Por Zé Carlos Gonçalves
No seio da mãe Chapada, viveu “a mulher coragem”, a desafiar os horrores da penúria.
A madrugada se tornava o alerta de que a vida se mostrava feroz. Ia à busca de água no poço de pedra, que se instalou no baixão da enseada de Zequinha Roxo. Logo ali. Duas horas e meia de caminhada. Ida e volta. A lata na cabeça, entronada numa rodilha, e um balde na mão. O filho mais novo, escanchado na cintura, buscava, na fome desesperada, o peito seco e murcho, que nada mais lhe dava.
Enchido o surrado pote, que dormia na sonolenta estaca, muito pouco, para os afazeres domésticos e para o asseio “da renca de filhos”, restava. Mas, com esse pouco, “ia se virar” por todo o dia.
Os pequenos acordavam, só quando “o sol, vivinho da silva”, ia invadindo as frestas entre as poucas e esfarrapadas palhas, em feixes de luz finíssimos, a “alumiar” a lida da “mulher fortaleza”.
“Arguns piqueno caío im un berrero terríve”. Tão impacientes ficavam com a demora do bendito angu de farinha. Só água e sal. Os maiorzinhos socorriam os menorzinhos, que se mantinham mudos, a fitar o nada, e nenhuma reação esboçavam. Depois, ao ir ao chão, eram esquecidos por um bom tempo.
O certo é que Rosa não se permitia descansar. E, logo, saía para brigar com o mato, em que iria ser a pequena roça. Sem ajuda, não lhe era permitido um espaço maior. A lenha era recolhida e carreada para uma cobertura já comida pelo tempo. Alguns dias depois, fazia a queima, à espera do tempo certo, para fazer o plantio, que ia garantir o sustento, ainda que parco, do casebrinho entulhado de bocas.

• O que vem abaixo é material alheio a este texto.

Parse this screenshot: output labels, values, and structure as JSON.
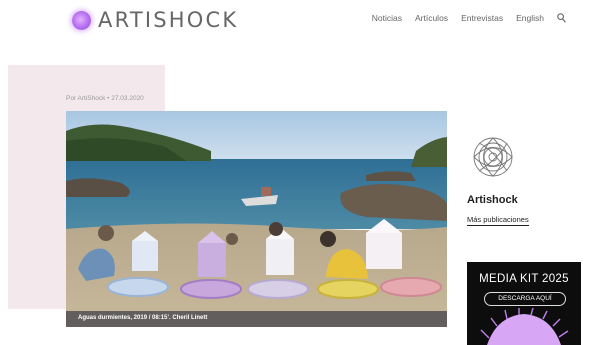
{
  "header": {
    "brand": "ARTISHOCK",
    "nav": [
      "Noticias",
      "Artículos",
      "Entrevistas",
      "English"
    ],
    "accent_color": "#b46df0"
  },
  "article": {
    "byline": "Por ArtiShock • 27.03.2020",
    "hero_caption": "Aguas durmientes, 2019 / 08:15’. Cheril Linett"
  },
  "author": {
    "name": "Artishock",
    "more_link": "Más publicaciones"
  },
  "ad": {
    "title": "MEDIA KIT 2025",
    "button_label": "DESCARGA AQUÍ"
  }
}
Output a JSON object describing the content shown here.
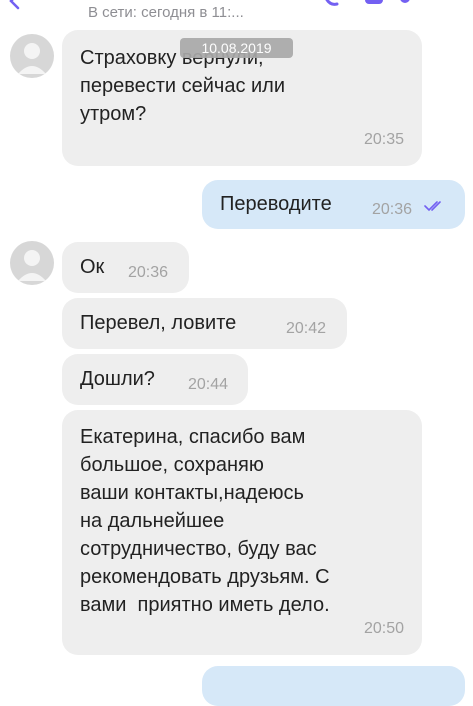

Apegava-se à esperança de boa safra, mas sempre desconfiada da bondade dos santos. Da chuva e da fartura.
Essa era a lida de Rosa Doçura. O nome mais apropriado para a morena guerreira, que enfeitava as belezas da Chapada. ROSA. A atrair “zangõeis, qui, au prová ela, améim! S’incantavo, pra sempre”. Alguns ficavam com a cabeça virada. Outros morriam e matavam por ciúmes. E muitos outros morriam de verdade! Era a DOÇURA, a espalhar “as suas doçuras”. No gestos e nas gargalhadas, que ecoavam pelas campinas e pelas capoeiras. E na barriga, “d’onde ia brotano mínino, cum’a froresta a s’ispalhar pur u imundo terrero”. Que “docinhos” de todas as cores e feições! Era já “uma escadinha”, quase sem fim. Galego, mulato, azeitão, moreno, preto, enchambuado, gazo (…)
Ali, a miscigenação se fazia de fato e de direito, na vida da autêntica e doce “filha da Chapada”.